Das European Network on Independent Living (ENIL) sieht in der Entschließung des Europäischen Parlaments für eine Strategie zugunsten von Menschen mit Behinderungen eine starke Betonung des selbstbestimmtes Lebens und zeigt sich darüber erfreut.
Am 18. Juni 2020 verabschiedete das Europäische Parlament eine Entschließung, in der es die Kommission dazu auffordert, eine starke EU-Strategie zugunsten von Menschen mit Behinderung zu erarbeiten.
Wie BIZEPS berichtet, geschah dies auf Initiative der Grünen EU-Abgeordneten Katrin Langensiepen.
Nun meldet sich auch das European Network on Independent Living (ENIL) – also das Europäische Netzwerk für selbstbestimmtes Leben – zu Wort. Dieses sieht in der gesamten Entschließung eine starke Betonung auf selbstbestimmtes Leben. Besonders zeige sich dies an drei Punkten, schreibt ENIL auf der Webseite der Organisation.
Deinstitutionalisierung mit Zugang zu Dienstleistungen
Die Europäische Kommission wird unter anderem aufgefordert, sicherzustellen, dass EU-Mittel im Einklang mit der UN-Konvention über die Rechte von Menschen mit Behinderungen verwendet werden. Das heißt, nicht zum Bau oder zur Sanierung von Heimen oder anderen Einrichtungen. Stattdessen sollen die Mittel zur Förderung der Deinstitutionalisierung eingesetzt werden.
Die EU-Kommission soll aktiv den Übergang von institutioneller Pflege zu gemeindenahen Unterstützungsformen fördern. Zudem sollen die allgemeinen Fortschritte bei der Deinstitutionalisierung als Indikator in den sozialpolitischen Anzeiger der EU aufgenommen werden. Auch werden die Mitgliedsstaaten dazu aufgefordert, einen klaren Zeitplan für ihren Deinstitutionalisierungsprozess vorzulegen und in Strukturen wie barrierefreies Wohnen zu investieren.
Persönliche Assistenz
Persönliche Assistenz wird in der Entschließung ausdrücklich als ein wichtiges Instrument für ein selbstbestimmtes Leben erwähnt. Nach der Entschließung soll Persönliche Assistenz sowohl ein politisches als auch ein Finanzierungsziel für die Europäische Kommission sein. Zudem sollen Menschen mit Behinderungen in diese politischen und finanziellen Entscheidungen miteinbezogen werden.

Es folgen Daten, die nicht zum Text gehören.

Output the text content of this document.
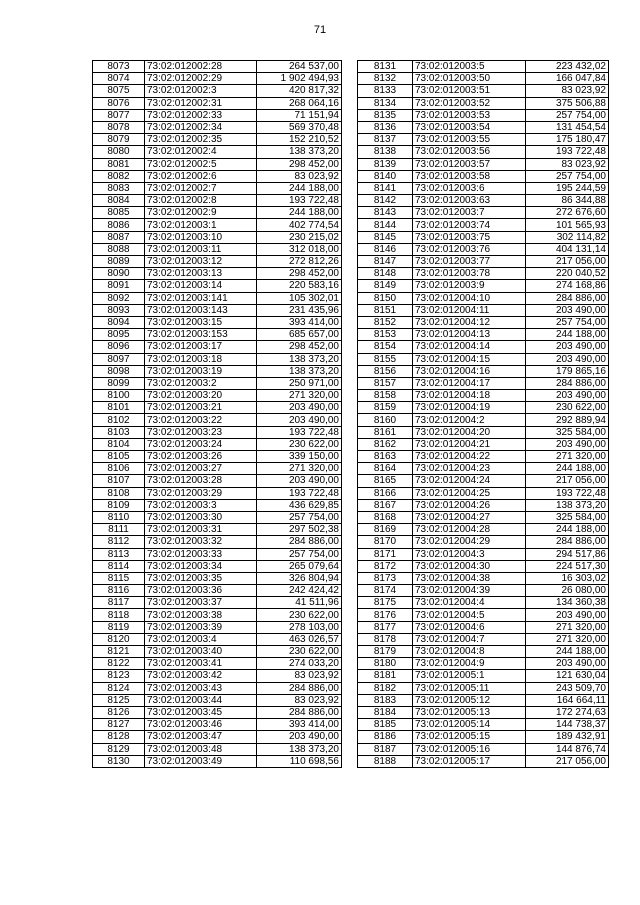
71
8073	73:02:012002:28	264 537,00
8074	73:02:012002:29	1 902 494,93
8075	73:02:012002:3	420 817,32
8076	73:02:012002:31	268 064,16
8077	73:02:012002:33	71 151,94
8078	73:02:012002:34	569 370,48
8079	73:02:012002:35	152 210,52
8080	73:02:012002:4	138 373,20
8081	73:02:012002:5	298 452,00
8082	73:02:012002:6	83 023,92
8083	73:02:012002:7	244 188,00
8084	73:02:012002:8	193 722,48
8085	73:02:012002:9	244 188,00
8086	73:02:012003:1	402 774,54
8087	73:02:012003:10	230 215,02
8088	73:02:012003:11	312 018,00
8089	73:02:012003:12	272 812,26
8090	73:02:012003:13	298 452,00
8091	73:02:012003:14	220 583,16
8092	73:02:012003:141	105 302,01
8093	73:02:012003:143	231 435,96
8094	73:02:012003:15	393 414,00
8095	73:02:012003:153	685 657,00
8096	73:02:012003:17	298 452,00
8097	73:02:012003:18	138 373,20
8098	73:02:012003:19	138 373,20
8099	73:02:012003:2	250 971,00
8100	73:02:012003:20	271 320,00
8101	73:02:012003:21	203 490,00
8102	73:02:012003:22	203 490,00
8103	73:02:012003:23	193 722,48
8104	73:02:012003:24	230 622,00
8105	73:02:012003:26	339 150,00
8106	73:02:012003:27	271 320,00
8107	73:02:012003:28	203 490,00
8108	73:02:012003:29	193 722,48
8109	73:02:012003:3	436 629,85
8110	73:02:012003:30	257 754,00
8111	73:02:012003:31	297 502,38
8112	73:02:012003:32	284 886,00
8113	73:02:012003:33	257 754,00
8114	73:02:012003:34	265 079,64
8115	73:02:012003:35	326 804,94
8116	73:02:012003:36	242 424,42
8117	73:02:012003:37	41 511,96
8118	73:02:012003:38	230 622,00
8119	73:02:012003:39	278 103,00
8120	73:02:012003:4	463 026,57
8121	73:02:012003:40	230 622,00
8122	73:02:012003:41	274 033,20
8123	73:02:012003:42	83 023,92
8124	73:02:012003:43	284 886,00
8125	73:02:012003:44	83 023,92
8126	73:02:012003:45	284 886,00
8127	73:02:012003:46	393 414,00
8128	73:02:012003:47	203 490,00
8129	73:02:012003:48	138 373,20
8130	73:02:012003:49	110 698,56
8131	73:02:012003:5	223 432,02
8132	73:02:012003:50	166 047,84
8133	73:02:012003:51	83 023,92
8134	73:02:012003:52	375 506,88
8135	73:02:012003:53	257 754,00
8136	73:02:012003:54	131 454,54
8137	73:02:012003:55	175 180,47
8138	73:02:012003:56	193 722,48
8139	73:02:012003:57	83 023,92
8140	73:02:012003:58	257 754,00
8141	73:02:012003:6	195 244,59
8142	73:02:012003:63	86 344,88
8143	73:02:012003:7	272 676,60
8144	73:02:012003:74	101 565,93
8145	73:02:012003:75	302 114,82
8146	73:02:012003:76	404 131,14
8147	73:02:012003:77	217 056,00
8148	73:02:012003:78	220 040,52
8149	73:02:012003:9	274 168,86
8150	73:02:012004:10	284 886,00
8151	73:02:012004:11	203 490,00
8152	73:02:012004:12	257 754,00
8153	73:02:012004:13	244 188,00
8154	73:02:012004:14	203 490,00
8155	73:02:012004:15	203 490,00
8156	73:02:012004:16	179 865,16
8157	73:02:012004:17	284 886,00
8158	73:02:012004:18	203 490,00
8159	73:02:012004:19	230 622,00
8160	73:02:012004:2	292 889,94
8161	73:02:012004:20	325 584,00
8162	73:02:012004:21	203 490,00
8163	73:02:012004:22	271 320,00
8164	73:02:012004:23	244 188,00
8165	73:02:012004:24	217 056,00
8166	73:02:012004:25	193 722,48
8167	73:02:012004:26	138 373,20
8168	73:02:012004:27	325 584,00
8169	73:02:012004:28	244 188,00
8170	73:02:012004:29	284 886,00
8171	73:02:012004:3	294 517,86
8172	73:02:012004:30	224 517,30
8173	73:02:012004:38	16 303,02
8174	73:02:012004:39	26 080,00
8175	73:02:012004:4	134 360,38
8176	73:02:012004:5	203 490,00
8177	73:02:012004:6	271 320,00
8178	73:02:012004:7	271 320,00
8179	73:02:012004:8	244 188,00
8180	73:02:012004:9	203 490,00
8181	73:02:012005:1	121 630,04
8182	73:02:012005:11	243 509,70
8183	73:02:012005:12	164 664,11
8184	73:02:012005:13	172 274,63
8185	73:02:012005:14	144 738,37
8186	73:02:012005:15	189 432,91
8187	73:02:012005:16	144 876,74
8188	73:02:012005:17	217 056,00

Im Hinblick auf COVID-19 soll ein kontinuierlicher Zugang zu Persönlicher Assistenz auch während Notsituationen gewährleistet werden.
Bewegungsfreiheit
Es werden klare und messbare Ziele in den Bereichen Bewegungsfreiheit und selbstbestimmes Leben gefordert. Es sollen Maßnahmen auf EU-Ebene entwickelt werden, die sicherstellen, dass alle Menschen mit Behinderung in der Lage sind, ihre Bewegungsfreiheit auszuüben und beispielsweise im Ausland gleichberechtigt mit anderen zu arbeiten.
Der europäische Behindertenausweis sei ein großartiges Instrument, um Bewegungsfreiheit zu ermöglichen und sicherzustellen, dass Menschen mit Behinderungen in der gesamten EU Zugang zu Unterstützungsleistungen haben, ohne dass dafür in den jeweiligen Mitgliedsstaaten eine gesonderte Bewertung erforderlich ist.
Man fordert dazu auf, den Geltungsbereich des Ausweises zu erweitern.
Die Mitgliedsstaaten werden dazu angehalten, ihre unterschiedlichen Gesetzgebungen so zu gestalten, dass allen EU-Bürgerinnen und EU-Bürgern der Zugang zu sozialen Unterstützungsleistungen in der gesamten EU gewährt wird.
Mit dieser Entschließung habe das Europäische Parlament seinen Standpunkt zur Strategie für Menschen mit Behinderungen gegenüber der Kommission und den Mitgliedsstaaten zum Ausdruck gebracht, so ENIL.
Der nächste Schritt seien Beratungsgespräche mit der Zivilgesellschaft zu der neuen Strategie. ENIL kündigt an, an diesen Beratungsgesprächen teilnehmen zu wollen.
Petra Flieger
08.07.2020, 12:37
Bitte übersetzt „independent living“ mit „selbstbestimmt leben“ und nicht mit unabhängiger Lebensführung. Das war ja u.a. ein Kritikpunkt an der ersten offiziellen Übersetzung der UN-BRK, die in Österreich nun entsprechend korrigiert wurde.
Markus Ladstätter
08.07.2020, 13:54
Danke für den Hinweis, ist uns durchgerutscht. Ich habe es geändert.